How many data quality dimensions do you have?
How do you arrive at those dimensions?
How do they serve your company’s needs?
As a former data management consultant, I find that data quality strategy falls into both the tradecraft of data governance and the disruption of complex industry dynamics. The former, tradecraft, is a technological process that challenges leaders to prioritize data governance to the equivalency of any other prized commodity. The latter, managing corporate culture, represents the cornerstone of consulting best practices.
It’s the corporate culture that likely spurned the common data quality dimensions. Considering Collibra’s breakdown of the dimensions, terms like Accuracy and Timeliness represent a great way to help “manage up” in the data quality world. These terms are a great way to break down data quality dimensions in a data program. One might consider these terms in the context of the “consulting MECE” framework (Mutually Exclusive Collectively Exhaustive) for any DQ program.
Though these dimensions help understand the DQ program, do they actually help the business understand their own data? Do they simplify the “core competencies” of DQ – or create debate over taxonomies? Do these dimensions matter to the business domains? Consider the graphic below on how these dimensions might translate to domain examples. Would the business domain owner care about the DQ dimension, the applicable DQ detection feature, the example of its failure, or the impacted domain the most?
Take data completeness, for example. Completeness is commonly defined as ‘ensuring all the data is present.’ If our CEO made a business decision based on incomplete data and called that data inaccurate, would she be wrong in that labeling? If not, then it’s fair to say that accuracy (another common DQ dimension) and completeness are heavily intertwining concepts – NOT mutually exclusive. Further complicating the taxonomy, new DQ issues often show our list is NOT collectively exhaustive. Constant root cause analysis for DQ issues produces new themes and thus constantly expands the DQ dimension list (today’s trend is 7-8 themes vs the historical 5-6).
Data quality dimensions and business relevance
If one considers the above graphic, perhaps our CEO would prefer to say we were missing last names and that caused a 6-figure erroneous spend in our advertising campaign. Regardless of completeness or accuracy, the CEO cares more about the DQ incident and the impacted business, than what we call it.
I would assert that the DQ dimension framework – while a good first start – may lead to data conflicts as organizations differ on their taxonomies, creating confusion in the already disruptive tradecraft. What purpose do these dimensions serve other than to encapsulate thought within the Data Office? How can we make DQ part of the organization to simplify its concepts and show real impact outside the Data Office?
Standard data quality dimensions can struggle to consider the business impact, which is crucial for any organization. Gartner notes this issue, suggesting that the dimensions need an overhaul from the perspective of data consumers. Collibra also recognizes the need within the Data Office for DQ dimensions in the traditional sense.
Don’t tie dimensions to the topic of data quality
Further, I’ve noticed a new trend in DQ dimensions.

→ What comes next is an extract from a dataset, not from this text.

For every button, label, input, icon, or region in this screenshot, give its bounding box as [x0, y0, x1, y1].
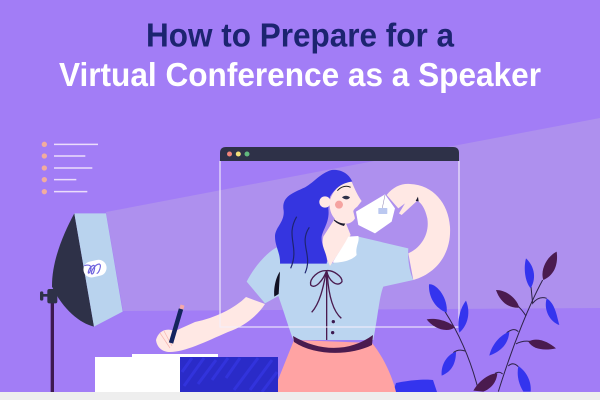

Don’t tie dimensions to the topic of data quality, rather tie the anomalies to their source systems and/or business domains – bring them into the discussion.
Consider this example, a CDO is tasked to motivate your organization’s focus on resolving incomplete data. Would you rather hear “We have 100 completeness rules that had 200 breaks” – or would you rather hear “We have identified 200 data entry errors sourced from an internal CRM?. The DQ team has tagged over 100 rules to sales data and will propose source-based DQ measures for that line of business.”
The second statement drives governance. It implies the need for the rules and ties the breaks to an underlying root cause. It even helps augment a fix at the source by creating accountability to the issue, since the CRO may decide to deprecate the legacy CRM.
If we consider our industry norm, data tradecraft is in an advisory role to the industries we disrupt. The DQ dimensions are a great start, and I hope you expand your focus beyond the traditional 6 DQ dimensions. I suggest you look towards dimensions that speak to your industry domains.